Identifying Biofilm-Disrupting Properties of N-acetyl-L-cysteine

Start Date

November 2016

End Date

November 2016

Location

HUB 302-#180

Type of Presentation

Poster

Abstract

Elderly and diabetic patients have increased risk of developing chronic wounds because they have reduced antioxidant activity, increased oxidative stress, and biofilm-producing bacteria in the wound. We generated chronic wounds in diabetic mice by inhibiting two major enzymes that decrease oxidative stress. We found that the excess oxidative stress can be reversed through treatment with N-acetyl-L-cysteine (NAC), a commonly used chemical to loosen mucus in cystic fibrosis patients. We hypothesized that NAC disrupts biofilm by chemically interacting with different components of the extracellular polymeric substance secreted by biofilm-producing bacteria. To test this possibility, we treated mature biofilm from diabetic mouse chronic wounds in vitro in various ways and analyzed the effects on protein. To test whether the thiol group in NAC is critical to disrupt biofilm, we compared the ability of NAC to other thiol-containing chemicals, dithiothreitol and β-mercaptoethanol, and found that only NAC produced a smaller molecular weight protein band pattern, suggesting that the thiol group is not important. To determine whether the carboxyl group is key for NAC biofilm disruption, we used N-acetylcysteine amide (AD4), a NAC derivative with an amide group replacing the acidic carboxyl of NAC. We found that AD4 produced similar band patterns to the control; hence, the NAC carboxyl group appears to be critical for biofilm dismantling.

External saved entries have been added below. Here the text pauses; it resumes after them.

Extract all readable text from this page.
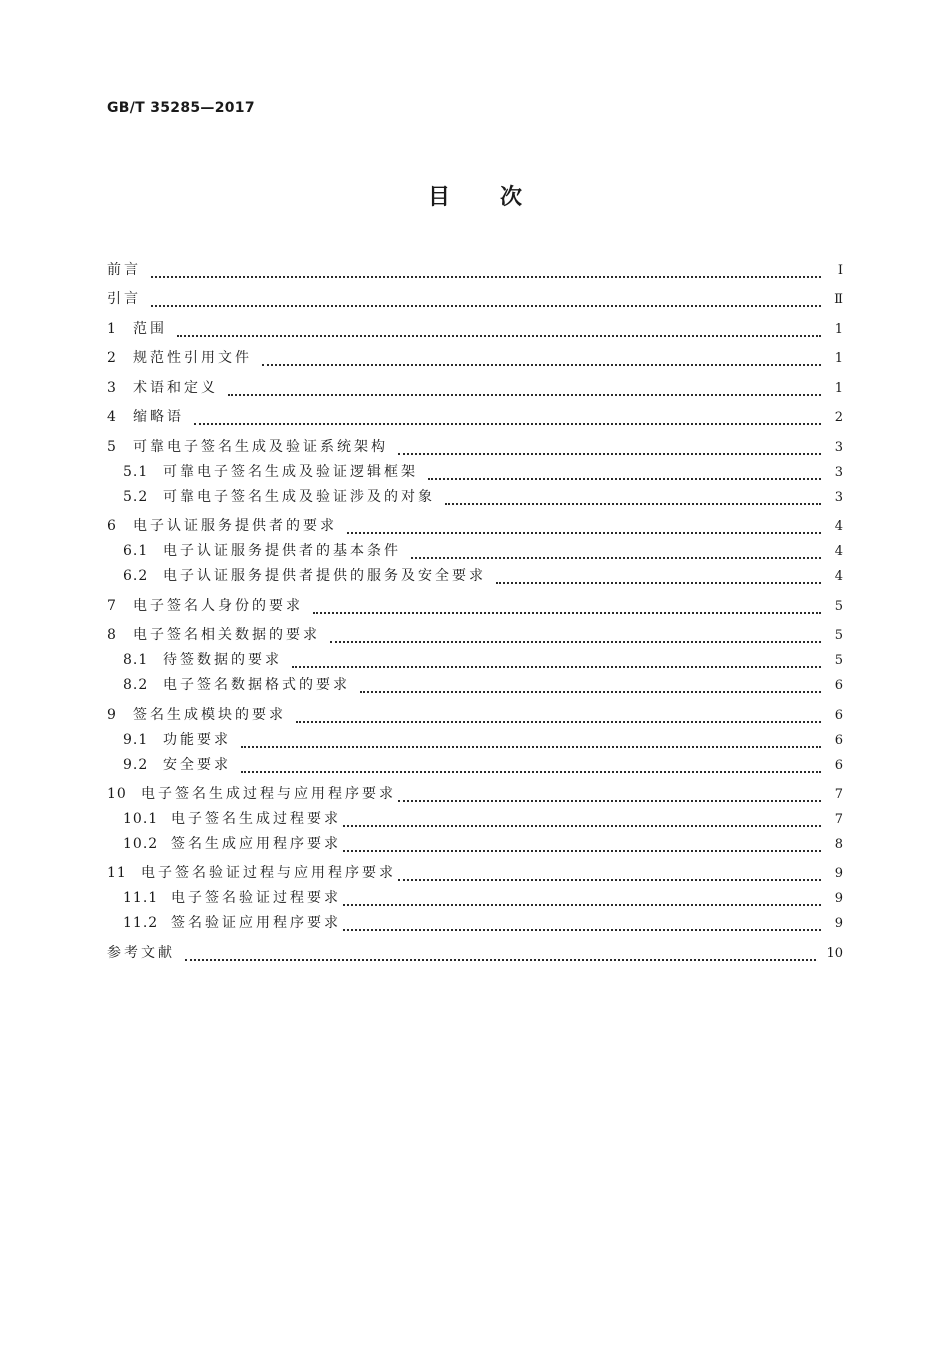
GB/T 35285—2017
目次
前言	Ⅰ
引言	Ⅱ
1	范围	1
2	规范性引用文件	1
3	术语和定义	1
4	缩略语	2
5	可靠电子签名生成及验证系统架构	3
5.1	可靠电子签名生成及验证逻辑框架	3
5.2	可靠电子签名生成及验证涉及的对象	3
6	电子认证服务提供者的要求	4
6.1	电子认证服务提供者的基本条件	4
6.2	电子认证服务提供者提供的服务及安全要求	4
7	电子签名人身份的要求	5
8	电子签名相关数据的要求	5
8.1	待签数据的要求	5
8.2	电子签名数据格式的要求	6
9	签名生成模块的要求	6
9.1	功能要求	6
9.2	安全要求	6
10	电子签名生成过程与应用程序要求	7
10.1 电子签名生成过程要求	7
10.2 签名生成应用程序要求	8
11	电子签名验证过程与应用程序要求	9
11.1 电子签名验证过程要求	9
11.2 签名验证应用程序要求	9
参考文献	10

We tested NAC at neutral pH and found that it produced similar protein bands to control. These results highlight the importance of pH-balance in the biofilm and that the carboxyl group of NAC may be critical for biofilm disruption. Research on biofilms in chronic wounds is needed because it is a major problem in these wounds. Our chronic wound model allows investigation of early-occurring processes that are crucial for biofilm growth and development of methods to dismantle biofilm, which would significantly advance the treatment of chronic wounds.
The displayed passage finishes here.